Après être intervenu au Venezuela en faisant kidnapper le président Maduro, Trump a décidé de durcir ses attaques contre Cuba pour faire tomber le régime. Il a déjà fait cesser les livraisons de pétrole vénézuélien à Cuba depuis début janvier après la capture de Maduro. Fin janvier Trump a signé un décret stipulant que les pays qui vendent du pétrole à Cuba seront frappés par les droits de douane. Il a assuré que le Mexique qui fournit Cuba en pétrole allait cesser ses livraisons. Le Mexique à son tour subit la pression américaine.

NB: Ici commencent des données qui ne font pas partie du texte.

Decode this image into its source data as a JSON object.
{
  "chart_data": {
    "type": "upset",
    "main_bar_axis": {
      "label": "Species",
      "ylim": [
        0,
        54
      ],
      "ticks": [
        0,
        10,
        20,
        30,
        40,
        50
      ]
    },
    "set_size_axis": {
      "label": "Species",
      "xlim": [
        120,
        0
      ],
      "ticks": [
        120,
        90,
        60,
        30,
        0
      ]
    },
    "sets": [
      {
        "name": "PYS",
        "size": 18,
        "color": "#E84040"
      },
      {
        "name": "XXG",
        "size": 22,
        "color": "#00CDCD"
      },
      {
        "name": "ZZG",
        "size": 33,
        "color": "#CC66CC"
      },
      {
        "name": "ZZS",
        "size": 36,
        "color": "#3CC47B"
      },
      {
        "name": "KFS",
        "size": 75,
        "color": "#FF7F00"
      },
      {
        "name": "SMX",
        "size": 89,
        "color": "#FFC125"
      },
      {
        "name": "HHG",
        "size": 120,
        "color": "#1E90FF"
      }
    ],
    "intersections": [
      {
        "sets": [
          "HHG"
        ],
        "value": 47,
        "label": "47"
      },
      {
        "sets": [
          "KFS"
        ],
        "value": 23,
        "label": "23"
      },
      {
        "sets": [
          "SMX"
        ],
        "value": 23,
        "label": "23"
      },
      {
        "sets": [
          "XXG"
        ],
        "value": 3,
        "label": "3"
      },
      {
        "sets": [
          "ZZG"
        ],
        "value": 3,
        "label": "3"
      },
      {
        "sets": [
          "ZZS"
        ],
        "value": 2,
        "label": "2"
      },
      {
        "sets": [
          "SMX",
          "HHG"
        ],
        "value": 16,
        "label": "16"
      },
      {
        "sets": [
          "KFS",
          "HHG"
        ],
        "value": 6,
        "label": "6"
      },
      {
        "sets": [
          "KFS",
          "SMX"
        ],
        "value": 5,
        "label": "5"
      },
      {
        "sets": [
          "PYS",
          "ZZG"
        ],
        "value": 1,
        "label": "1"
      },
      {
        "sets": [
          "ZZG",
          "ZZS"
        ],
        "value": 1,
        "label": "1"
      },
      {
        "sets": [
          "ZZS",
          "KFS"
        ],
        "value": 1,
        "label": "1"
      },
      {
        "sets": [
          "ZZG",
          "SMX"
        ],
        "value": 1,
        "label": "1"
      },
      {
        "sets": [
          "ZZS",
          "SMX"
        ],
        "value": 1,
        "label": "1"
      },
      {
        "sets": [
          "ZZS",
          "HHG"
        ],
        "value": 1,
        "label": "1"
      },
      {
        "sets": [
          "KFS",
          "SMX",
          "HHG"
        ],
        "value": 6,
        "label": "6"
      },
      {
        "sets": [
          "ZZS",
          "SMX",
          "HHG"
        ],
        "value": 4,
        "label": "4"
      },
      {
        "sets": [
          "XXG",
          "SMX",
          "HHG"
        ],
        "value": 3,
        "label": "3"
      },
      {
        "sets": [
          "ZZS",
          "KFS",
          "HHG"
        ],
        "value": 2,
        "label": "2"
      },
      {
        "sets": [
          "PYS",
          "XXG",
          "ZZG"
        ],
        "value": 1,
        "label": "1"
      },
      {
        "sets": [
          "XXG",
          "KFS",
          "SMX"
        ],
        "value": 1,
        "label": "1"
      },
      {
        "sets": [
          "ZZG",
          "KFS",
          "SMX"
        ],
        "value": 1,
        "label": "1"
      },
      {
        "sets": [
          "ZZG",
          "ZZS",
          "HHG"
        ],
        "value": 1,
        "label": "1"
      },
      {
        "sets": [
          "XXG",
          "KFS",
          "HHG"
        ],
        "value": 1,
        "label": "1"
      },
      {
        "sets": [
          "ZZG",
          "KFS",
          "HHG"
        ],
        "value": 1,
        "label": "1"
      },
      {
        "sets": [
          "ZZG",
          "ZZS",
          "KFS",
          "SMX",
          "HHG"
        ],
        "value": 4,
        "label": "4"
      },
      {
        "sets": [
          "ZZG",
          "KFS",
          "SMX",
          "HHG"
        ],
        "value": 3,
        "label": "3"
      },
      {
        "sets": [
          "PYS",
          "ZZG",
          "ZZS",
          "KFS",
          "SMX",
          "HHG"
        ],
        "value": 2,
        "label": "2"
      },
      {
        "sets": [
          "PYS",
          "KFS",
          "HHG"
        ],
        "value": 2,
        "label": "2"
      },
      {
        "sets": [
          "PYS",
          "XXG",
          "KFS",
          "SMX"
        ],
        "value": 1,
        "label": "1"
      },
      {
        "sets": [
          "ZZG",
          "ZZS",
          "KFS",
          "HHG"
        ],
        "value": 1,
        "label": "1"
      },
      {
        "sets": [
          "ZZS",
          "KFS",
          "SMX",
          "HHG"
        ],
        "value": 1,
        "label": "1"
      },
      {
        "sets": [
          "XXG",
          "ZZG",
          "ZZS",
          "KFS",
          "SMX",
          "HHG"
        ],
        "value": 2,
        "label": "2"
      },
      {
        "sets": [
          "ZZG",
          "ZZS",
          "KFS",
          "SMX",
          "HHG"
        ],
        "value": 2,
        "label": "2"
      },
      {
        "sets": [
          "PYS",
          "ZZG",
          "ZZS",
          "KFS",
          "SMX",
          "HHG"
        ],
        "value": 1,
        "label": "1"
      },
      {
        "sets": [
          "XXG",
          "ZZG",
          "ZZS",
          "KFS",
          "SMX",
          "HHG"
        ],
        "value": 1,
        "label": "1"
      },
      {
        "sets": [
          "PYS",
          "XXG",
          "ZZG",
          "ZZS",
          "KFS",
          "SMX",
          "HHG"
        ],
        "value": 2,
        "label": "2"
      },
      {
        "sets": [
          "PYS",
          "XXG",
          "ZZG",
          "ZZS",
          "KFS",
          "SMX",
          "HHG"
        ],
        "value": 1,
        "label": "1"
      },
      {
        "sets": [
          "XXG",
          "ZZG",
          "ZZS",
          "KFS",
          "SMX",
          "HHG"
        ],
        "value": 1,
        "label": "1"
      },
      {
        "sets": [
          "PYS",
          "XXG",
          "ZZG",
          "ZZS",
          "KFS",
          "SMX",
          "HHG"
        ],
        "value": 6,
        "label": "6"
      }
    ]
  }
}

Toutes ces mesures sont prises au prétexte que Cuba est une « menace exceptionnelle » pour la sécurité américaine.
Depuis 1962, Cuba est soumis à un embargo américain parce que les États-Unis n’ont pas réussi à faire plier le régime cubain du côté de leurs intérêts. Cela fait deux ans que la population souffre des coupures générales de courant quotidiennement, les files d’attente s’allongent devant les stations-service. De plus, aux pannes d’électricité s’ajoutent les pénuries de nourriture, de médicaments et une forte inflation. En 2021, la précédente crise énergétique avait provoqué une vague de protestations suivie d’une centaine d’arrestations. Depuis cette date deux millions de Cubains ont fui le pays. L’objectif des États-Unis est de multiplier les difficultés du régime pour pousser la population à se dresser contre les dirigeants.
Trump dit qu’un dialogue s’est engagé entre les États-Unis et Cuba. Le président cubain, Miguel Diaz-Canel, a démenti cette information. En faisant ce coup de force Trump affirme sa puissance impérialiste sur le continent américain face à la concurrence chinoise dans la région et face à la Russie, montrant qu’il a les moyens d’imposer sa loi sur sa chasse gardée.